The blue dot in this image of galaxies, known as the COSMOS field, shows galaxies that surround supermassive black holes producing high-energy X-ray. They were discovered by NASA's Nuclear Spectroscopic Array or known as NuSTAR, which spotted 32 such black holes in this COSMOS field and has detected hundreds across the whole sky so far. The other colored dots are galaxies that host black holes producing lower-energy X-rays and were discovered by NASA's Chandra X-ray Observatory. Chandra data show X-rays with energies between 0.5 to 7 kilo-electron volts while NuSTAR data show X-rays between 8 to 24 kilo-electron volts. Credit: NASA/JPL-Caltech

Super-massive black holes do not emit any of their own light, hence the word "black" in their name.
Though, many black holes pull in, or accrete, close material, and give off great bursts of X-rays. Together, these active black holes all over the sky can be supposed of a cosmic choir, singing in the language of X-rays. Their "song" is what scientists call the cosmic X-ray background.


To date, NASA's Chandra mission has achieved to identify many of the different black holes donating to the X-ray background, but the ones that emit high-energy X-rays, those with the maximum-pitched "voices" have stayed elusive. NuSTAR, has, for the first time, begun to find large numbers of the black holes emitting the high-energy X-rays.
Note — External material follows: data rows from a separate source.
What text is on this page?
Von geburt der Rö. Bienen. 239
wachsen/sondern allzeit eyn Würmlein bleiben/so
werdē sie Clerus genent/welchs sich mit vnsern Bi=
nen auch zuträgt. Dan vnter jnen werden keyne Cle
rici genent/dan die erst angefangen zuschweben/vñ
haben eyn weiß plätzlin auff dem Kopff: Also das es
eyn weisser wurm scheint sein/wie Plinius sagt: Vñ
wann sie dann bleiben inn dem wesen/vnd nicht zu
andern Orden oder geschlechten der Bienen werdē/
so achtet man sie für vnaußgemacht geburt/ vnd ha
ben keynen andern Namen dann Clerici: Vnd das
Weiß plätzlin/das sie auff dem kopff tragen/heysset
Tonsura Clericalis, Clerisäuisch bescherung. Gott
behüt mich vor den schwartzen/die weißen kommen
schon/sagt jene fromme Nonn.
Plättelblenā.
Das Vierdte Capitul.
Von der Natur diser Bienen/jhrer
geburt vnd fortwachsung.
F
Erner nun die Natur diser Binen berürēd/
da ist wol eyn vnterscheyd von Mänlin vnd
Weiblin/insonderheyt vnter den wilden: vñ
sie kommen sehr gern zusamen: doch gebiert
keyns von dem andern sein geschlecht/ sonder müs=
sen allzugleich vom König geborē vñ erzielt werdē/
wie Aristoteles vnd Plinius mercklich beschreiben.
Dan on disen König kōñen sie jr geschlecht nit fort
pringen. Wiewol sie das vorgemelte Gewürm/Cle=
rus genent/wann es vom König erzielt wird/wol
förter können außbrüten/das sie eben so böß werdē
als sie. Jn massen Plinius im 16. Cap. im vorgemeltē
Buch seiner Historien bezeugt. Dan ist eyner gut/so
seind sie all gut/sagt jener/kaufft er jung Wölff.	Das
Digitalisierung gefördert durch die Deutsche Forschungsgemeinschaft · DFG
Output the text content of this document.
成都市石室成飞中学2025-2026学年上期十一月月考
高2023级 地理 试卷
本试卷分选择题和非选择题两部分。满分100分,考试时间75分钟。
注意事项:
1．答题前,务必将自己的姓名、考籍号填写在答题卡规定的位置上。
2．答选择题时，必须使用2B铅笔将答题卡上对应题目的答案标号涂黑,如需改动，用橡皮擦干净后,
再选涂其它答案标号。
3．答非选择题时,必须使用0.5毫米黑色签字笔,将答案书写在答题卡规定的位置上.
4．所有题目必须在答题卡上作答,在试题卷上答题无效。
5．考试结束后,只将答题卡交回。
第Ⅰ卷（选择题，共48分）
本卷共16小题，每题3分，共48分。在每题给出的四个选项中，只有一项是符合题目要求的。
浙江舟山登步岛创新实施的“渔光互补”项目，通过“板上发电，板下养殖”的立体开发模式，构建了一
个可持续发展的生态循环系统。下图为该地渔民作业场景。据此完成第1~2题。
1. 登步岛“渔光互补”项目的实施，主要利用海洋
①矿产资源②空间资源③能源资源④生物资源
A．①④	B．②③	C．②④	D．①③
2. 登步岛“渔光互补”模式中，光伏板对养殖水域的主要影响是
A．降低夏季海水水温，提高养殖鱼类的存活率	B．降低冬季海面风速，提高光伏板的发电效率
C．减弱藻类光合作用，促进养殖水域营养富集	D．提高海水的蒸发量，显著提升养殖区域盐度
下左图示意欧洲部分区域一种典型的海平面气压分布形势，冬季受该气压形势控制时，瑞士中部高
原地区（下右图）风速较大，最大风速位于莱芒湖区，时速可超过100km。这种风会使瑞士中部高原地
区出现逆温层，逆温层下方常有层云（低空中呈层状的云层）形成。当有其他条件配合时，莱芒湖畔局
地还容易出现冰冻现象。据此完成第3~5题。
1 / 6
More precisely, NuSTAR has made important progress in solving the high-energy X-ray background.

Fiona Harrison, Benjamin M. Rosen Professor of Physics and Astronomy at Caltech, the principal investigator of NuSTAR, and lead author of a new study explaining the discovery in an upcoming topic of The Astrophysical Journal says, "We have gone from resolving just 2% of the high-energy X-ray background to 35%. We can see the most unnoticed black holes, hidden in dense gas and dust."

The consequences will finally help astronomers study how the development patterns of supermassive black holes change with the passage of time, an important factor in the development of black holes and the galaxies that host them. For example, the supermassive black hole at the middle of our Milky Way galaxy is inactive now, but at some point in the past, it would have tapped the gas and bulked up in size.

As black holes develop, their strong gravity pulls matter toward them. The matter heats up to enormously high temperatures and particles get triggered to close to the speed of light. Together, these methods make the black hole surroundings spark with X-rays. A supermassive black hole with a plenty supply of fuel, or gas, will emit more high-energy X-rays. NuSTAR is the first telescope which has the capability of aiming these high-energy X-rays into sharp pictures.

Harrison says, "Before NuSTAR, the X-ray background in high-energies was just one distortion with no resolved bases. To untie what is going on, you have to find and count up the individual causes of the X-rays."

Co-author Daniel Stern, the project researcher for NuSTAR at JPL says, "We knew this cosmic choir had a tough high-pitched part, but we still don't know if it comes from a lot of lesser, quiet singers, or a few with loud voices. Now, cheers to NuSTAR, we are achieving a better understanding of the black holes and beginning to address these questions."

High-energy X-rays can expose what lies around the most covered supermassive black holes, which are else hard to see. In the same way that medical X-rays can travel through your skin to take images of bones, NuSTAR can see through the gas and dust around black holes, to get a deeper sight of what is going on inside. With NuSTAR's more complete picture of supermassive black hole populations, scientists can begin to problem together how these objects develop and change over time. When did they start and stop increasing? What is the scattering of the gas and dust that both feed and hide the black holes?

The scientists assume that over time, NuSTAR will be capable of resolving more of the high-energy X-ray background, and better translate the X-ray song of the universe's black holes.